The Midwinter Offensives
Despite the capture of Manchester, General Mer was not willing to rest on his laurels. While he remained in Manchester with his command staff, he dispatched his men east where they swiftly pushed their way through industrial south Yorkshire and Sheffield to sweep round and launch an offensive into Lincolnshire from the north - offering the prospect of the French being able to divide Britain in two.
While British forces in the Black Country around Birmingham attempted to take advantage of this to launch an attack to retake Manchester, they found themselves beaten back after a few miles by French infantry freshly arrived in the port of Liverpool who then proceeded to swiftly link up their lines with those of General Mer’s troops, forming defensive positions strong enough to dissuade any British attempt at regaining their lost territory.
On Christmas day, the French offensive into Lincolnshire finally succeeded, forcing the British to retreat and advancing towards Lincoln and, crucially, severing the east coast mainline of Britain’s railway network.
As the end of the year arrived it found the French deeply entrenched across the cities of Manchester, Sheffield and Lincoln, with their defensive lines stretching from the west coast of England to the east coast - cutting the British forces in the north of Britain off from those in the south.
However, already French operations in what was being called the Northern Zone were being hampered by a lack of supplies and, crucially, by a lack of fuel. With General Delestraint’s continuing Yorkshire offensive desperately needing supplies, there simply weren’t enough supplies available to support General Mer and newly arrived General Dentz who faced the prospect of the Northern Zone becoming an enormous pocket in which their troops could be trapped.

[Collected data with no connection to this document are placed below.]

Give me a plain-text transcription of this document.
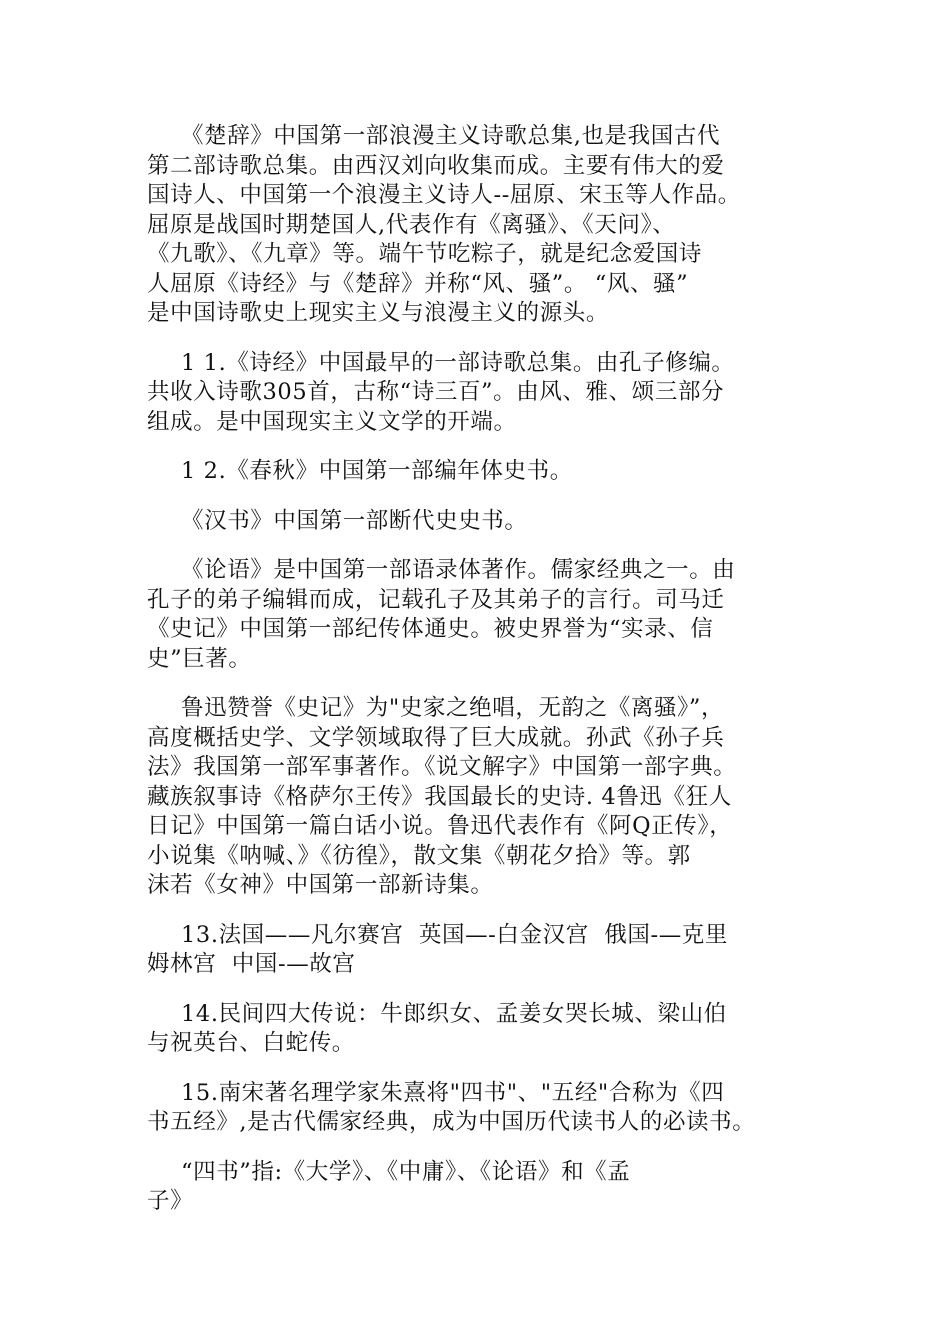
《楚辞》中国第一部浪漫主义诗歌总集,也是我国古代
第二部诗歌总集。由西汉刘向收集而成。主要有伟大的爱
国诗人、中国第一个浪漫主义诗人--屈原、宋玉等人作品。
屈原是战国时期楚国人,代表作有《离骚》、《天问》、
《九歌》、《九章》等。端午节吃粽子，就是纪念爱国诗
人屈原《诗经》与《楚辞》并称“风、骚”。 “风、骚”
是中国诗歌史上现实主义与浪漫主义的源头。
1 1.《诗经》中国最早的一部诗歌总集。由孔子修编。
共收入诗歌305首，古称“诗三百”。由风、雅、颂三部分
组成。是中国现实主义文学的开端。
1 2.《春秋》中国第一部编年体史书。
《汉书》中国第一部断代史史书。
《论语》是中国第一部语录体著作。儒家经典之一。由
孔子的弟子编辑而成，记载孔子及其弟子的言行。司马迁
《史记》中国第一部纪传体通史。被史界誉为“实录、信
史”巨著。
鲁迅赞誉《史记》为"史家之绝唱，无韵之《离骚》”，
高度概括史学、文学领域取得了巨大成就。孙武《孙子兵
法》我国第一部军事著作。《说文解字》中国第一部字典。
藏族叙事诗《格萨尔王传》我国最长的史诗. 4鲁迅《狂人
日记》中国第一篇白话小说。鲁迅代表作有《阿Q正传》，
小说集《呐喊、》《彷徨》，散文集《朝花夕拾》等。郭
沫若《女神》中国第一部新诗集。
13.法国——凡尔赛宫  英国—-白金汉宫  俄国-—克里
姆林宫  中国-—故宫
14.民间四大传说：牛郎织女、孟姜女哭长城、梁山伯
与祝英台、白蛇传。
15.南宋著名理学家朱熹将"四书"、"五经"合称为《四
书五经》,是古代儒家经典，成为中国历代读书人的必读书。
“四书”指:《大学》、《中庸》、《论语》和《孟
子》
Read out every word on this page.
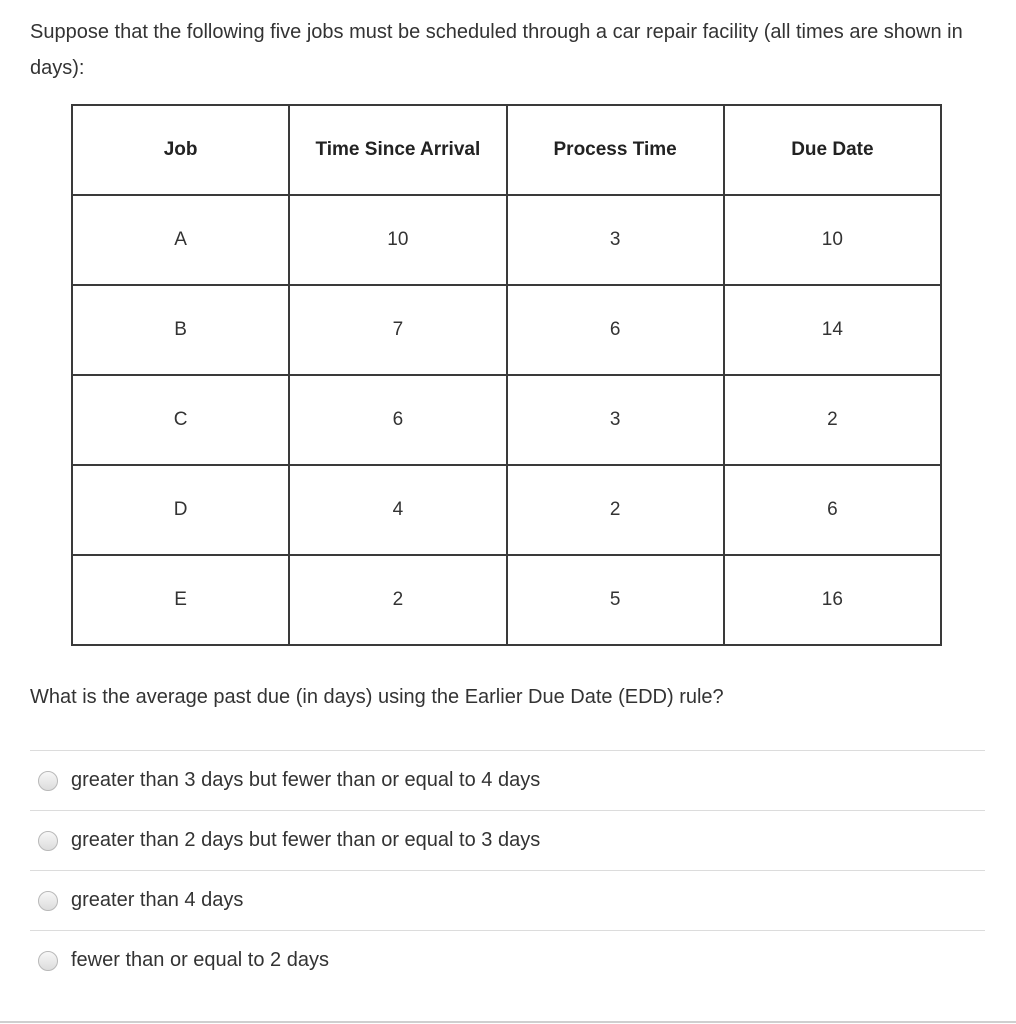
Suppose that the following five jobs must be scheduled through a car repair facility (all times are shown in days):

Job	Time Since Arrival	Process Time	Due Date
A	10	3	10
B	7	6	14
C	6	3	2
D	4	2	6
E	2	5	16

What is the average past due (in days) using the Earlier Due Date (EDD) rule?

greater than 3 days but fewer than or equal to 4 days
greater than 2 days but fewer than or equal to 3 days
greater than 4 days
fewer than or equal to 2 days
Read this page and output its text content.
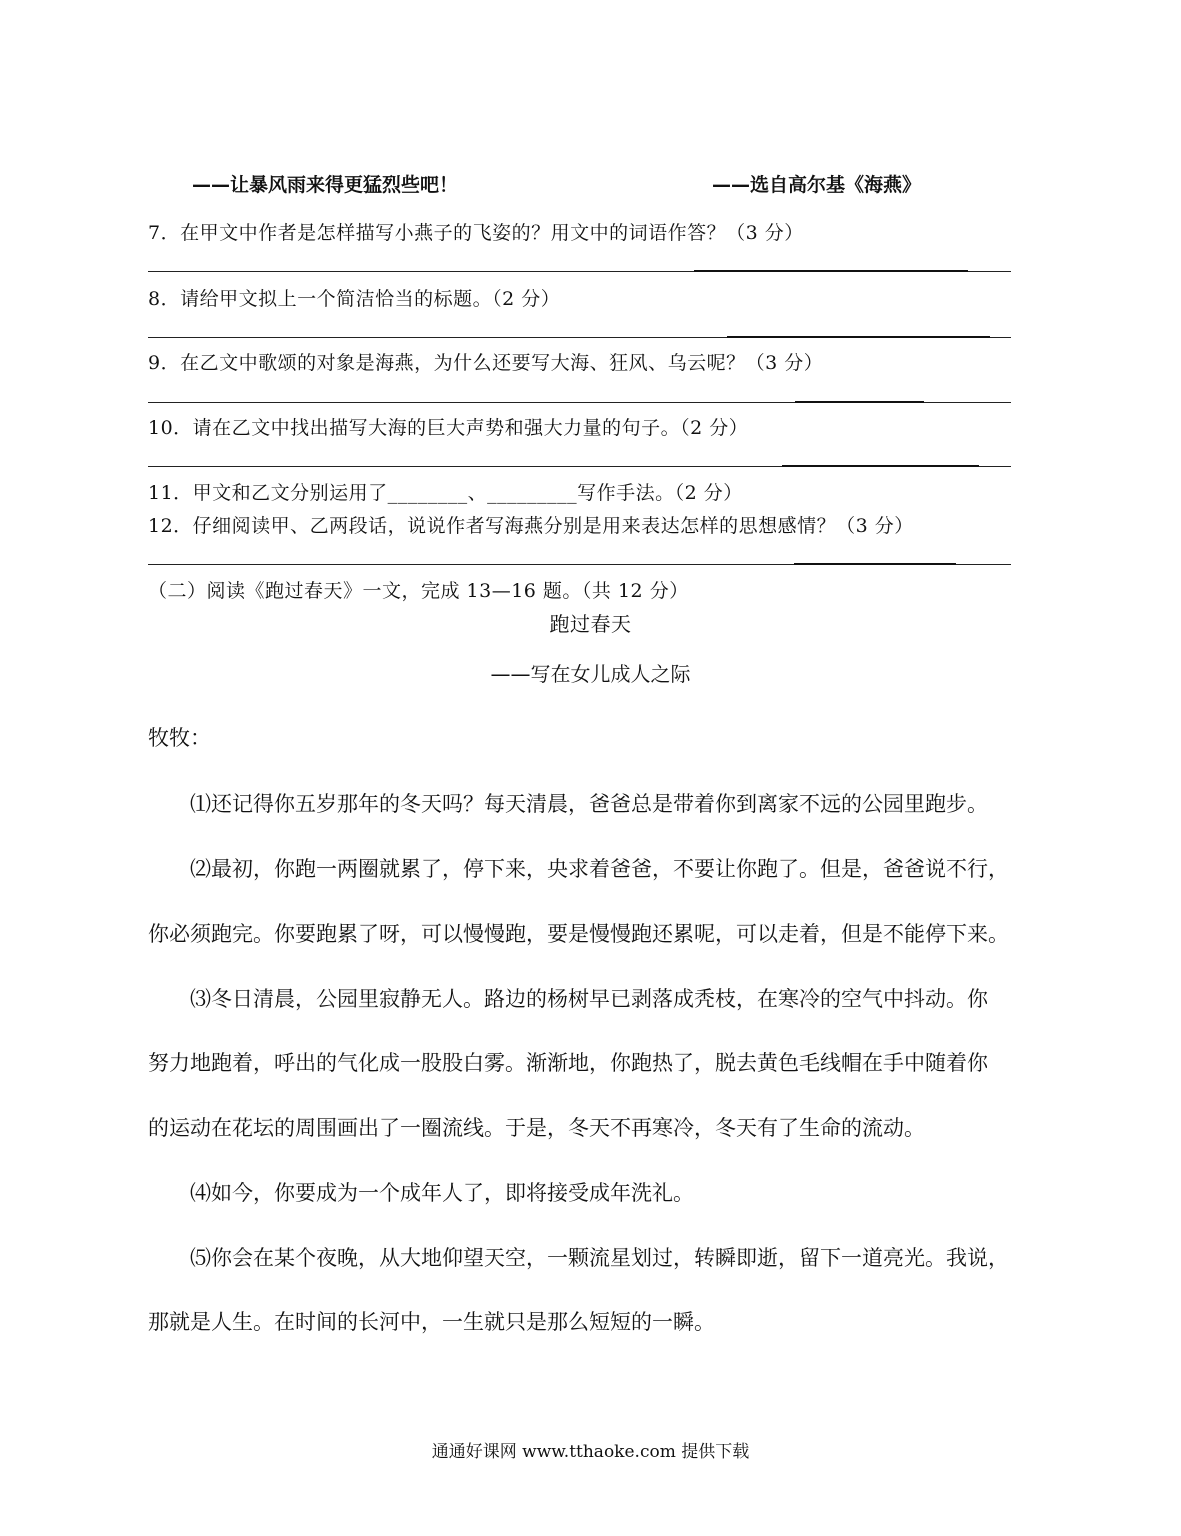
——让暴风雨来得更猛烈些吧！	——选自高尔基《海燕》
7．在甲文中作者是怎样描写小燕子的飞姿的？用文中的词语作答？（3 分）
8．请给甲文拟上一个简洁恰当的标题。（2 分）
9．在乙文中歌颂的对象是海燕，为什么还要写大海、狂风、乌云呢？（3 分）
10．请在乙文中找出描写大海的巨大声势和强大力量的句子。（2 分）
11．甲文和乙文分别运用了________、_________写作手法。（2 分）
12．仔细阅读甲、乙两段话，说说作者写海燕分别是用来表达怎样的思想感情？（3 分）
（二）阅读《跑过春天》一文，完成 13—16 题。（共 12 分）
跑过春天
——写在女儿成人之际
牧牧：
⑴还记得你五岁那年的冬天吗？每天清晨，爸爸总是带着你到离家不远的公园里跑步。
⑵最初，你跑一两圈就累了，停下来，央求着爸爸，不要让你跑了。但是，爸爸说不行，
你必须跑完。你要跑累了呀，可以慢慢跑，要是慢慢跑还累呢，可以走着，但是不能停下来。
⑶冬日清晨，公园里寂静无人。路边的杨树早已剥落成秃枝，在寒冷的空气中抖动。你
努力地跑着，呼出的气化成一股股白雾。渐渐地，你跑热了，脱去黄色毛线帽在手中随着你
的运动在花坛的周围画出了一圈流线。于是，冬天不再寒冷，冬天有了生命的流动。
⑷如今，你要成为一个成年人了，即将接受成年洗礼。
⑸你会在某个夜晚，从大地仰望天空，一颗流星划过，转瞬即逝，留下一道亮光。我说，
那就是人生。在时间的长河中，一生就只是那么短短的一瞬。
通通好课网 www.tthaoke.com 提供下载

In order to ward off this threat the two generals surprised the British by launching a midwinter offensive towards Hull rather than doing the expected thing and digging in further. This aggressive tactic, while using up even more scarce resources, was calculated to keep the British so off kilter that they would have no chance to launch a counter-offensive.
By the 17th of January this offensive had come to an end successfully with the French in control of Hull and its port, offering the potential of resupply for the French on the east coast as well as the west - if only the supplies were available.
However, the French were not the only ones launching a midwinter offensive. In German occupied Russia the native gendarmerie found themselves overwhelmed by a sudden Bolshevik uprising by partisans tacitly supported by Soviet troops who moved into occupy all the areas the partisans successfully took. This, the New Year Uprising, was a massive gamble by the Soviet leadership but one calculated to rouse the ethnic Russians in a revolt so large that the German garrisons would be forced to withdraw rather than fight.
Faced with the prospect of either surrender or a costly war in Russia at a time when the German economy was already stretched to breaking point by years of war, the SDP government chose to negotiate. In the space of 24 hours, and after terse negotiations, the German Empire decided to recognise the Soviet Republic as the legitimate government of northern Russia - the first time it had been recognised by any foreign government - thereby making the surrender of German occupied Russia to the Soviets merely the return of territory to its legitimate owner rather than an international humiliation. However, with this massive gain for the Soviets came significant conditions - the first was the guarantee of peaceful, unmolested withdrawal for all ethnic Germans and their families and property from Russia. The second, crucially, was the signing of a non-aggression pact, eliminating the threat of the red menace to the German Empire once and for all. And the third was the Soviet recognition and guarantee of the borders of Greater Ukraine, effectively promising not to attempt to regain any more territory.
This approach by Germany’s SDP government was a diplomatic policy known as appeasement, which had been a key pledge of the SDP manifesto and which was defined as "the policy of settling international quarrels by admitting and satisfying grievances through rational negotiation and compromise, thereby avoiding the resort to an armed conflict which would be expensive, bloody, and possibly dangerous."
While the enactment of this policy was completely in-keeping with the SDP manifesto, it received an incredibly mixed reaction from the German public and utter condemnation by the German aristocracy and conservative press. Coupled with the horrifying stories emerging from the Soviet Republic following the creation of the brutal KGB security service, this policy would be enough to effectively doom any hope the SDP might have had of re-election.